Alice Distorted in the Looking Glass

I haven't decided yet if I'm going to see Tim Burton's reimagining of Alice in Wonderland, but the feature on the film in the Arts and Leisure section of The New York Times has made me dubious. According to the article, the team behind the film spent a lot of time trying to remake Alice to be a proper model for today's women.

“I do feel it’s really important to depict strong-willed, empowered women,” [Linda Woolverton, the film’s screenwriter] added, “because women and girls need role models, which is what art and characters are.

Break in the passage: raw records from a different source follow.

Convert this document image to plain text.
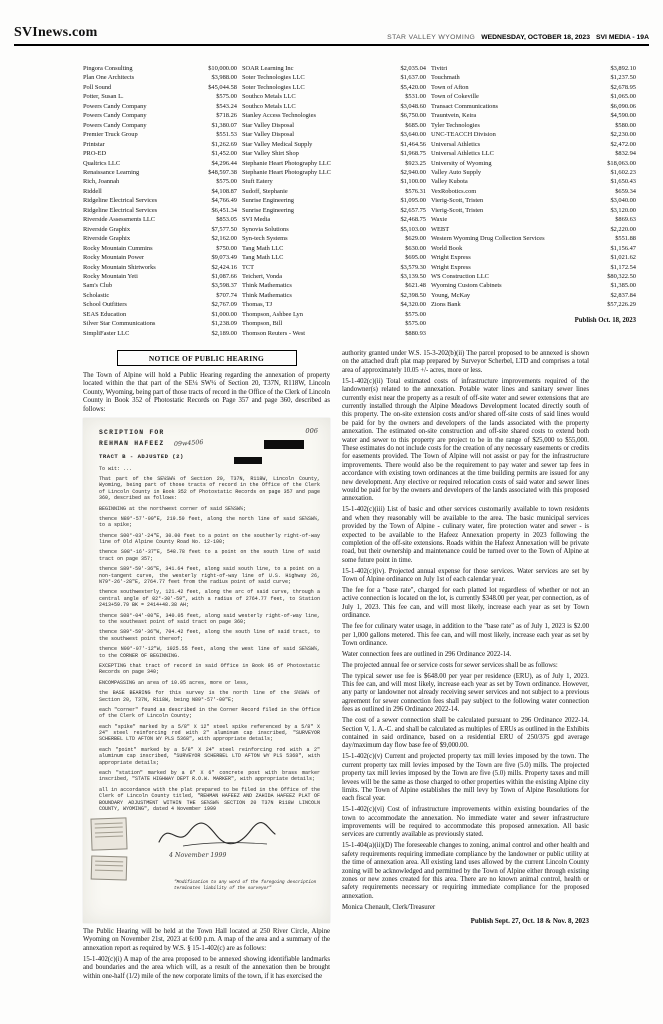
SVInews.com	STAR VALLEY WYOMING WEDNESDAY, OCTOBER 18, 2023 SVI MEDIA - 19A
Pingora Consulting	$10,000.00
Plan One Architects	$3,988.00
Poll Sound	$45,044.58
Potter, Susan L.	$575.00
Powers Candy Company	$543.24
Powers Candy Company	$718.26
Powers Candy Company	$1,380.07
Premier Truck Group	$551.53
Printstar	$1,262.69
PRO-ED	$1,452.00
Qualtrics LLC	$4,296.44
Renaissance Learning	$48,597.38
Rich, Joannah	$575.00
Riddell	$4,108.87
Ridgeline Electrical Services	$4,766.49
Ridgeline Electrical Services	$6,451.34
Riverside Assessments LLC	$853.05
Riverside Graphix	$7,577.50
Riverside Graphix	$2,162.00
Rocky Mountain Cummins	$750.00
Rocky Mountain Power	$9,073.49
Rocky Mountain Shirtworks	$2,424.16
Rocky Mountain Yeti	$1,087.66
Sam's Club	$3,598.37
Scholastic	$707.74
School Outfitters	$2,767.09
SEAS Education	$1,000.00
Silver Star Communications	$1,238.09
SimpliFaster LLC	$2,189.00
SOAR Learning Inc	$2,035.04
Soter Technologies LLC	$1,637.00
Soter Technologies LLC	$5,420.00
Southco Metals LLC	$531.00
Southco Metals LLC	$3,048.60
Stanley Access Technologies	$6,750.00
Star Valley Disposal	$685.00
Star Valley Disposal	$3,640.00
Star Valley Medical Supply	$1,464.56
Star Valley Shirt Shop	$1,968.75
Stephanie Heart Photography LLC	$923.25
Stephanie Heart Photography LLC	$2,940.00
Stuft Eatery	$1,100.00
Sudoff, Stephanie	$576.31
Sunrise Engineering	$1,095.00
Sunrise Engineering	$2,657.75
SVI Media	$2,468.75
Synovia Solutions	$5,103.00
Syn-tech Systems	$629.00
Tang Math LLC	$630.00
Tang Math LLC	$695.00
TCT	$3,579.30
Teichert, Vonda	$3,139.50
Think Mathematics	$621.48
Think Mathematics	$2,398.50
Thomas, TJ	$4,320.00
Thompson, Ashbee Lyn	$575.00
Thompson, Bill	$575.00
Thomson Reuters - West	$880.93
Tivitri	$3,892.10
Touchmath	$1,237.50
Town of Afton	$2,678.95
Town of Cokeville	$1,065.00
Transact Communications	$6,090.06
Trauntvein, Keira	$4,590.00
Tyler Technologies	$580.00
UNC-TEACCH Division	$2,230.00
Universal Athletics	$2,472.00
Universal Athletics LLC	$832.94
University of Wyoming	$18,063.00
Valley Auto Supply	$1,602.23
Valley Kubota	$1,650.43
VexRobotics.com	$659.34
Vierig-Scott, Tristen	$3,040.00
Vierig-Scott, Tristen	$3,120.00
Waxie	$869.63
WEBT	$2,220.00
Western Wyoming Drug Collection Services	$551.88
World Book	$1,156.47
Wright Express	$1,021.62
Wright Express	$1,172.54
WS Construction LLC	$80,322.50
Wyoming Custom Cabinets	$1,385.00
Young, McKay	$2,837.84
Zions Bank	$57,226.29
Publish Oct. 18, 2023
NOTICE OF PUBLIC HEARING

The Town of Alpine will hold a Public Hearing regarding the annexation of property located within the that part of the SE¼ SW¼ of Section 20, T37N, R118W, Lincoln County, Wyoming, being part of those tracts of record in the Office of the Clerk of Lincoln County in Book 352 of Photostatic Records on Page 357 and page 360, described as follows:

SCRIPTION FOR
REHMAN HAFEEZ 09w4506
TRACT B - ADJUSTED (2)
006

To wit: ...

That part of the SE¼SW¼ of Section 20, T37N, R118W, Lincoln County, Wyoming, being part of those tracts of record in the Office of the Clerk of Lincoln County in Book 352 of Photostatic Records on page 357 and page 360, described as follows:

BEGINNING at the northwest corner of said SE¼SW¼;

thence N89°-57'-00"E, 219.50 feet, along the north line of said SE¼SW¼, to a spike;

thence S00°-03'-24"E, 30.00 feet to a point on the southerly right-of-way line of Old Alpine County Road No. 12-100;

thence S08°-16'-37"E, 548.78 feet to a point on the south line of said tract on page 357;

thence S89°-59'-36"E, 341.64 feet, along said south line, to a point on a non-tangent curve, the westerly right-of-way line of U.S. Highway 26, N79°-26'-28"E, 2764.77 feet from the radius point of said curve;

thence southwesterly, 121.42 feet, along the arc of said curve, through a central angle of 02°-30'-59", with a radius of 2764.77 feet, to Station 2413+59.79 BK = 2414+48.38 AH;

thence S08°-04'-00"E, 340.05 feet, along said westerly right-of-way line, to the southeast point of said tract on page 360;

thence S89°-59'-36"W, 704.42 feet, along the south line of said tract, to the southwest point thereof;

thence N00°-07'-12"W, 1025.55 feet, along the west line of said SE¼SW¼, to the CORNER OF BEGINNING.

EXCEPTING that tract of record in said Office in Book 95 of Photostatic Records on page 340;

ENCOMPASSING an area of 10.05 acres, more or less,

the BASE BEARING for this survey is the north line of the S½SW¼ of Section 20, T37N, R118W, being N89°-57'-00"E;

each "corner" found as described in the Corner Record filed in the Office of the Clerk of Lincoln County;

each "spike" marked by a 5/8" X 12" steel spike referenced by a 5/8" X 24" steel reinforcing rod with 2" aluminum cap inscribed, "SURVEYOR SCHERBEL LTD AFTON WY PLS 5368", with appropriate details;

each "point" marked by a 5/8" X 24" steel reinforcing rod with a 2" aluminum cap inscribed, "SURVEYOR SCHERBEL LTD AFTON WY PLS 5368", with appropriate details;

each "station" marked by a 6" X 6" concrete post with brass marker inscribed, "STATE HIGHWAY DEPT R.O.W. MARKER", with appropriate details;

all in accordance with the plat prepared to be filed in the Office of the Clerk of Lincoln County titled, "REHMAN HAFEEZ AND ZAHIDA HAFEEZ PLAT OF BOUNDARY ADJUSTMENT WITHIN THE SE¼SW¼ SECTION 20 T37N R118W LINCOLN COUNTY, WYOMING", dated 4 November 1999

4 November 1999
"Modification to any word of the foregoing description terminates liability of the surveyor"

The Public Hearing will be held at the Town Hall located at 250 River Circle, Alpine Wyoming on November 21st, 2023 at 6:00 p.m. A map of the area and a summary of the annexation report as required by W.S. § 15-1-402(c) are as follows:

15-1-402(c)(i) A map of the area proposed to be annexed showing identifiable landmarks and boundaries and the area which will, as a result of the annexation then be brought within one-half (1/2) mile of the new corporate limits of the town, if it has exercised the

authority granted under W.S. 15-3-202(b)(ii) The parcel proposed to be annexed is shown on the attached draft plat map prepared by Surveyor Scherbel, LTD and comprises a total area of approximately 10.05 +/- acres, more or less.

15-1-402(c)(ii) Total estimated costs of infrastructure improvements required of the landowner(s) related to the annexation. Potable water lines and sanitary sewer lines currently exist near the property as a result of off-site water and sewer extensions that are currently installed through the Alpine Meadows Development located directly south of this property. The on-site extension costs and/or shared off-site costs of said lines would be paid for by the owners and developers of the lands associated with the property annexation. The estimated on-site construction and off-site shared costs to extend both water and sewer to this property are project to be in the range of $25,000 to $55,000. These estimates do not include costs for the creation of any necessary easements or credits for easements provided. The Town of Alpine will not assist or pay for the infrastructure improvements. There would also be the requirement to pay water and sewer tap fees in accordance with existing town ordinances at the time building permits are issued for any new development. Any elective or required relocation costs of said water and sewer lines would be paid for by the owners and developers of the lands associated with this proposed annexation.

15-1-402(c)(iii) List of basic and other services customarily available to town residents and when they reasonably will be available to the area. The basic municipal services provided by the Town of Alpine - culinary water, fire protection water and sewer - is expected to be available to the Hafeez Annexation property in 2023 following the completion of the off-site extensions. Roads within the Hafeez Annexation will be private road, but their ownership and maintenance could be turned over to the Town of Alpine at some future point in time.

15-1-402(c)(iv). Projected annual expense for those services. Water services are set by Town of Alpine ordinance on July 1st of each calendar year.

The fee for a "base rate", charged for each platted lot regardless of whether or not an active connection is located on the lot, is currently $348.00 per year, per connection, as of July 1, 2023. This fee can, and will most likely, increase each year as set by Town ordinance.

The fee for culinary water usage, in addition to the "base rate" as of July 1, 2023 is $2.00 per 1,000 gallons metered. This fee can, and will most likely, increase each year as set by Town ordinance.

Water connection fees are outlined in 296 Ordinance 2022-14.

The projected annual fee or service costs for sewer services shall be as follows:

The typical sewer use fee is $648.00 per year per residence (ERU), as of July 1, 2023. This fee can, and will most likely, increase each year as set by Town ordinance. However, any party or landowner not already receiving sewer services and not subject to a previous agreement for sewer connection fees shall pay subject to the following water connection fees as outlined in 296 Ordinance 2022-14.

The cost of a sewer connection shall be calculated pursuant to 296 Ordinance 2022-14. Section V, 1. A.-C. and shall be calculated as multiples of ERUs as outlined in the Exhibits contained in said ordinance, based on a residential ERU of 250/375 gpd average day/maximum day flow base fee of $9,000.00.

15-1-402(c)(v) Current and projected property tax mill levies imposed by the town. The current property tax mill levies imposed by the Town are five (5.0) mills. The projected property tax mill levies imposed by the Town are five (5.0) mills. Property taxes and mill levees will be the same as those charged to other properties within the existing Alpine city limits. The Town of Alpine establishes the mill levy by Town of Alpine Resolutions for each fiscal year.

15-1-402(c)(vi) Cost of infrastructure improvements within existing boundaries of the town to accommodate the annexation. No immediate water and sewer infrastructure improvements will be required to accommodate this proposed annexation. All basic services are currently available as previously stated.

15-1-404(a)(ii)(D) The foreseeable changes to zoning, animal control and other health and safety requirements requiring immediate compliance by the landowner or public utility at the time of annexation area. All existing land uses allowed by the current Lincoln County zoning will be acknowledged and permitted by the Town of Alpine either through existing zones or new zones created for this area. There are no known animal control, health or safety requirements necessary or requiring immediate compliance for the proposed annexation.

Monica Chenault, Clerk/Treasurer

Publish Sept. 27, Oct. 18 & Nov. 8, 2023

Girls who are empowered have an opportunity to make their own choices, difficult choices, and set out on their own road.”

...Thus the river of tears that a confused Alice cries in Carroll’s original text upon arrival in Wonderland has been written out of the story. “I couldn’t have her break down like that,” Ms. Woolverton said. Similarly, a drawing by John Tenniel, the illustrator who worked with Carroll, showing a boy fighting the dragonlike Jabberwock, as it was first called, was transformed into an image depicting Alice in action.


I'm not compelled by an idea of female heroism that precludes fear or any form of negative emotion. Far better to be capable both of crying a river of tears and slaying a dragon. Burton's Alice, like too many female leaders, is expected to expunge any form of weakness to truly be a model for us all. I thought we had already agreed that 'Boys Don't Cry' was a terrible slogan to push onto men. Why are we trying to shove women into the same twisted mold?